Although the story told here was a joyous one, the programme never slipped into sentimentality. For every piece of misty black-and-white footage of Duke Street in its heyday, there was plenty showing its current state. Yes, the tenements may have been saved but that doesn't make this a fairy story. The area is economically depressed and ugly tower blocks have still stamped themselves into the area. This constant mixing of past and present prevented a dip into nostalgia, showing a real story and a realistic battle between ordinary people and their arrogant leaders.

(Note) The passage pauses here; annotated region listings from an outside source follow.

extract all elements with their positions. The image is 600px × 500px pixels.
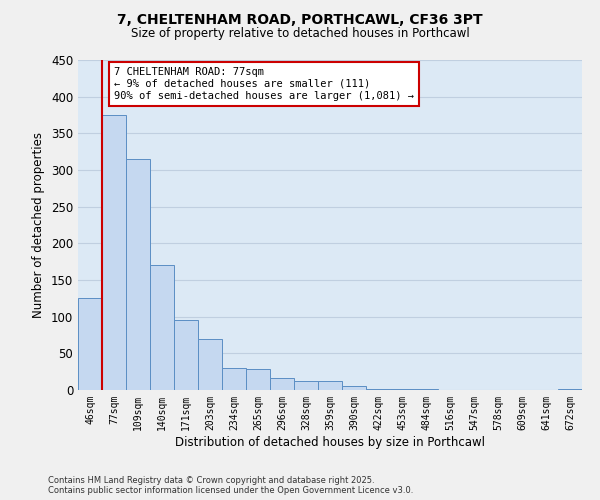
Bar bbox=[174, 320, 198, 390]
Bar bbox=[294, 381, 318, 390]
Bar bbox=[222, 368, 246, 390]
X-axis label: Distribution of detached houses by size in Porthcawl: Distribution of detached houses by size … bbox=[175, 436, 485, 448]
Text: 7 CHELTENHAM ROAD: 77sqm
← 9% of detached houses are smaller (111)
90% of semi-d: 7 CHELTENHAM ROAD: 77sqm ← 9% of detache… bbox=[114, 68, 414, 100]
Bar bbox=[558, 388, 582, 390]
Bar bbox=[342, 386, 366, 390]
Text: 7, CHELTENHAM ROAD, PORTHCAWL, CF36 3PT: 7, CHELTENHAM ROAD, PORTHCAWL, CF36 3PT bbox=[117, 12, 483, 26]
Bar bbox=[78, 298, 102, 390]
Bar bbox=[366, 388, 390, 390]
Bar bbox=[126, 159, 150, 390]
Y-axis label: Number of detached properties: Number of detached properties bbox=[32, 132, 46, 318]
Bar bbox=[390, 388, 414, 390]
Text: Size of property relative to detached houses in Porthcawl: Size of property relative to detached ho… bbox=[131, 28, 469, 40]
Bar bbox=[270, 378, 294, 390]
Bar bbox=[246, 370, 270, 390]
Bar bbox=[150, 266, 174, 390]
Bar bbox=[318, 381, 342, 390]
Text: Contains HM Land Registry data © Crown copyright and database right 2025.
Contai: Contains HM Land Registry data © Crown c… bbox=[48, 476, 413, 495]
Bar bbox=[102, 115, 126, 390]
Bar bbox=[198, 338, 222, 390]
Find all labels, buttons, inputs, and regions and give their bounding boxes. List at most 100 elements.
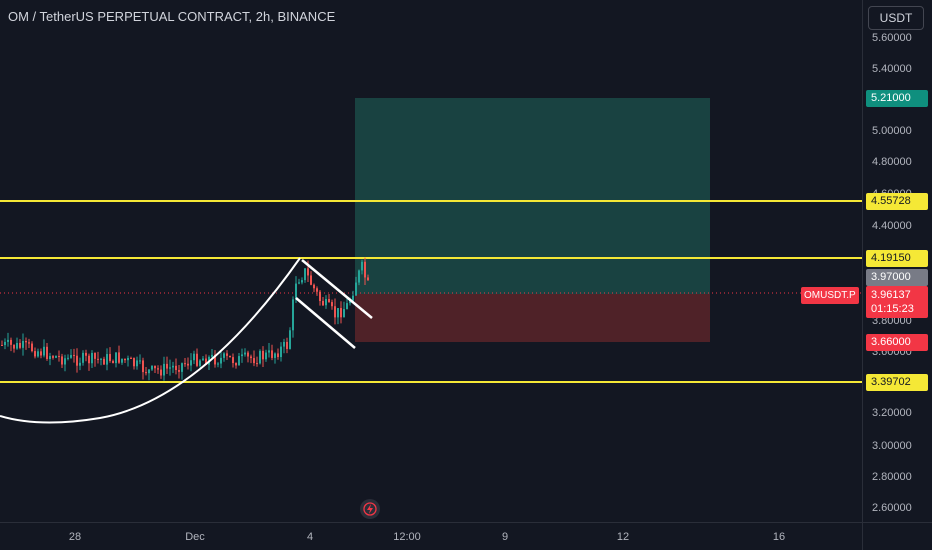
- candle-body: [97, 358, 99, 360]
- lightning-icon: [363, 502, 377, 516]
- stop-zone[interactable]: [355, 294, 710, 342]
- time-label: 9: [501, 531, 509, 543]
- resistance-lower-label: 4.19150: [866, 250, 928, 267]
- candle-body: [319, 291, 321, 301]
- candle-body: [337, 308, 339, 318]
- time-label: 12: [616, 531, 630, 543]
- candle-body: [109, 354, 111, 361]
- candle-body: [16, 342, 18, 349]
- candle-body: [253, 358, 255, 364]
- candle-body: [367, 277, 369, 281]
- candle-body: [145, 372, 147, 374]
- candle-body: [124, 358, 126, 361]
- time-axis[interactable]: [0, 522, 862, 550]
- flag-channel-bottom[interactable]: [295, 297, 356, 349]
- candle-body: [358, 270, 360, 283]
- support-price-label: 3.39702: [866, 374, 928, 391]
- price-tick: 3.00000: [872, 440, 912, 452]
- replay-button[interactable]: [360, 499, 380, 519]
- candle-body: [205, 358, 207, 365]
- candle-body: [346, 303, 348, 310]
- candle-body: [25, 341, 27, 343]
- candle-body: [70, 355, 72, 358]
- candle-body: [37, 351, 39, 357]
- candle-body: [364, 261, 366, 278]
- candle-body: [196, 353, 198, 366]
- candle-body: [61, 356, 63, 365]
- time-label: 28: [68, 531, 82, 543]
- stop-price-label: 3.66000: [866, 334, 928, 351]
- candle-body: [46, 346, 48, 360]
- candle-body: [163, 363, 165, 376]
- candle-body: [49, 356, 51, 360]
- candle-body: [241, 354, 243, 357]
- cup-curve-drawing[interactable]: [0, 257, 301, 424]
- price-tick: 3.20000: [872, 407, 912, 419]
- candle-body: [82, 352, 84, 363]
- candle-body: [118, 352, 120, 363]
- candle-body: [286, 341, 288, 349]
- currency-button[interactable]: USDT: [868, 6, 924, 30]
- candle-body: [235, 363, 237, 366]
- candle-body: [40, 351, 42, 356]
- candle-body: [106, 354, 108, 365]
- candle-body: [334, 306, 336, 318]
- candle-body: [247, 352, 249, 357]
- candle-body: [154, 365, 156, 369]
- candle-body: [22, 341, 24, 348]
- candle-body: [148, 369, 150, 374]
- candle-body: [229, 355, 231, 358]
- price-axis[interactable]: [862, 0, 932, 522]
- candle-body: [217, 363, 219, 365]
- candle-body: [55, 355, 57, 358]
- candle-body: [307, 268, 309, 276]
- price-tick: 4.80000: [872, 156, 912, 168]
- candle-body: [91, 352, 93, 364]
- price-chart[interactable]: [0, 0, 862, 522]
- candle-body: [202, 358, 204, 361]
- candle-body: [316, 288, 318, 292]
- candle-body: [238, 356, 240, 366]
- time-label: 16: [772, 531, 786, 543]
- candle-body: [160, 369, 162, 376]
- candle-body: [331, 302, 333, 307]
- bar-countdown: 01:15:23: [871, 303, 914, 315]
- flag-channel-top[interactable]: [301, 259, 373, 319]
- time-label: 4: [306, 531, 314, 543]
- candle-body: [127, 357, 129, 361]
- candle-body: [19, 342, 21, 348]
- candle-body: [304, 268, 306, 281]
- candle-body: [265, 352, 267, 360]
- candle-body: [43, 346, 45, 356]
- candle-body: [31, 343, 33, 352]
- candle-body: [94, 352, 96, 359]
- candle-body: [64, 358, 66, 365]
- candle-body: [142, 360, 144, 373]
- candle-body: [115, 352, 117, 364]
- candle-body: [112, 360, 114, 364]
- price-tick: 2.80000: [872, 471, 912, 483]
- candle-body: [271, 350, 273, 358]
- candle-body: [166, 363, 168, 369]
- candle-body: [343, 309, 345, 318]
- candle-body: [256, 363, 258, 365]
- candle-body: [130, 357, 132, 359]
- candle-body: [181, 363, 183, 372]
- target-zone[interactable]: [355, 98, 710, 294]
- candle-body: [274, 353, 276, 358]
- candle-body: [244, 352, 246, 355]
- price-tick: 5.00000: [872, 125, 912, 137]
- candle-body: [193, 353, 195, 361]
- candle-body: [79, 362, 81, 366]
- price-tick: 5.60000: [872, 32, 912, 44]
- candle-body: [67, 357, 69, 359]
- candle-body: [220, 357, 222, 364]
- candle-body: [301, 280, 303, 283]
- chart-canvas[interactable]: OM / TetherUS PERPETUAL CONTRACT, 2h, BI…: [0, 0, 862, 522]
- candle-body: [322, 300, 324, 306]
- candle-body: [199, 360, 201, 366]
- candle-body: [136, 360, 138, 367]
- candle-body: [277, 353, 279, 358]
- price-tick: 3.80000: [872, 315, 912, 327]
- candle-body: [7, 339, 9, 342]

But throughout this triumphant story ran a seam of frustration. Glasgow continually votes in the same party, either through tradition, apathy or poor turnout. So, instead of battles and campaigns (which, admittedly, make good telly) why don't we just stop voting ourselves into this shambles? The programme may have steered clear of sentimentality but it exists in much of Glasgow's working class: voting Labour cos your mammy voted Labour. In the face of such stodgy voting there's nothing to be done but lodge a wacky protest vote but, arguably, these have no effect. So all you can do is turn your back on the whole mess and look after yourself, your family and your community. But then - ta-da! - we've come full circle, for that's precisely what the Duke St campaigners did. They stopped expecting politics to change things and did it themselves through their community. But the destruction of old streets is also the destruction of community. Once they've demolished your neighbourhood and dispersed the friends and neighbours, your community - and any campaigning strength - is broken. Call it divide and rule, or call it bullying, or even call it 'development', as the Council did, it has the same result: weakening the community and sapping the voice of protest.